At least one study has found a detrimental impact of the accumulator program on patients. Retrospective evaluation of a cohort of patients suffering from an autoimmune condition found significantly lower monthly refill rates and a higher risk of treatment discontinuation after a co-pay accumulator program was implemented. The authors write that reduction or discontinuation of treatment by patients was associated with the higher OOP costs following implementation of the accumulator program. Questioning the use of such programs, they point out that while such tactics may reduce the spend on specialty medicines, overall healthcare costs may rise. There could also be an indirect impact on workforce productivity if employees skip treatment, resulting in illness.
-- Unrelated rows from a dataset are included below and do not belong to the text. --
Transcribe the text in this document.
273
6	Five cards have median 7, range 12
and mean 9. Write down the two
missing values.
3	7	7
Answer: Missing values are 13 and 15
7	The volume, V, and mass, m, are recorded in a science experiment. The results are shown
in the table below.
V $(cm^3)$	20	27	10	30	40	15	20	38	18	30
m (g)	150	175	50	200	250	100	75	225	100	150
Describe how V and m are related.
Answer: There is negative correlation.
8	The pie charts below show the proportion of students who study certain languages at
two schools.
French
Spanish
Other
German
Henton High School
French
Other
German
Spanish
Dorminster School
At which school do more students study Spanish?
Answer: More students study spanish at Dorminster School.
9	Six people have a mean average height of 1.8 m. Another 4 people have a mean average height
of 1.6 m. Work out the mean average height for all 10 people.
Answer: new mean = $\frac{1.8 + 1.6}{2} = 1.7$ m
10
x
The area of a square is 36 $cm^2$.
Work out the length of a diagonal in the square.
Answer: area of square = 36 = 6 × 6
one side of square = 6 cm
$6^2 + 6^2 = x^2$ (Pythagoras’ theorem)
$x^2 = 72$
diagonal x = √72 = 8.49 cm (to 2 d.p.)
These findings are supported by a survey conducted by the Arthritis Foundation among more than 600 patients:
- 84% of those surveyed confirmed that a large, unexpected charge for a prescription drug would impact their budget
- When faced with such a charge, 24% said they did not fill the prescription and 8% said they did not take their prescription medicine as prescribed
- 27% of patients who use a co-pay card said they can’t use it for their deductible
Policy Solutions to Protect Patients
At the federal level, the Help Ensure Lower Patient Copays Act or the HELP Copays Act (H.R. 5801) was introduced in the House in November 2021. This bill requires health insurance plans to apply certain payments made by, or on behalf of, an enrollee toward a plan’s cost-sharing requirements. Specifically, plans (group health plans and individual health plans) must apply third-party payments, financial assistance, discounts, product vouchers, and other reductions in out-of-pocket expenses (deductible, co-insurance, co-payment, or limit) toward the requirements. There has been no further movement on this bill.
At the state level, 14 states and Puerto Rico currently have laws in place to ensure that payment made using discount cards or coupons genuinely count toward the patient’s annual deductible. However, this does not guarantee protection for all patients—self-funded employer plans regulated under the Employee Retirement Income Security Act (ERISA) are exempt from the ban.
Surabhi Dangi-Garimella, Ph.D. is a biologist with academic research experience, who brings her skills and knowledge to the health care communications world. She provides writing and strategic support to non-profit groups via her consultancy, SDG AdvoHealth, LLC.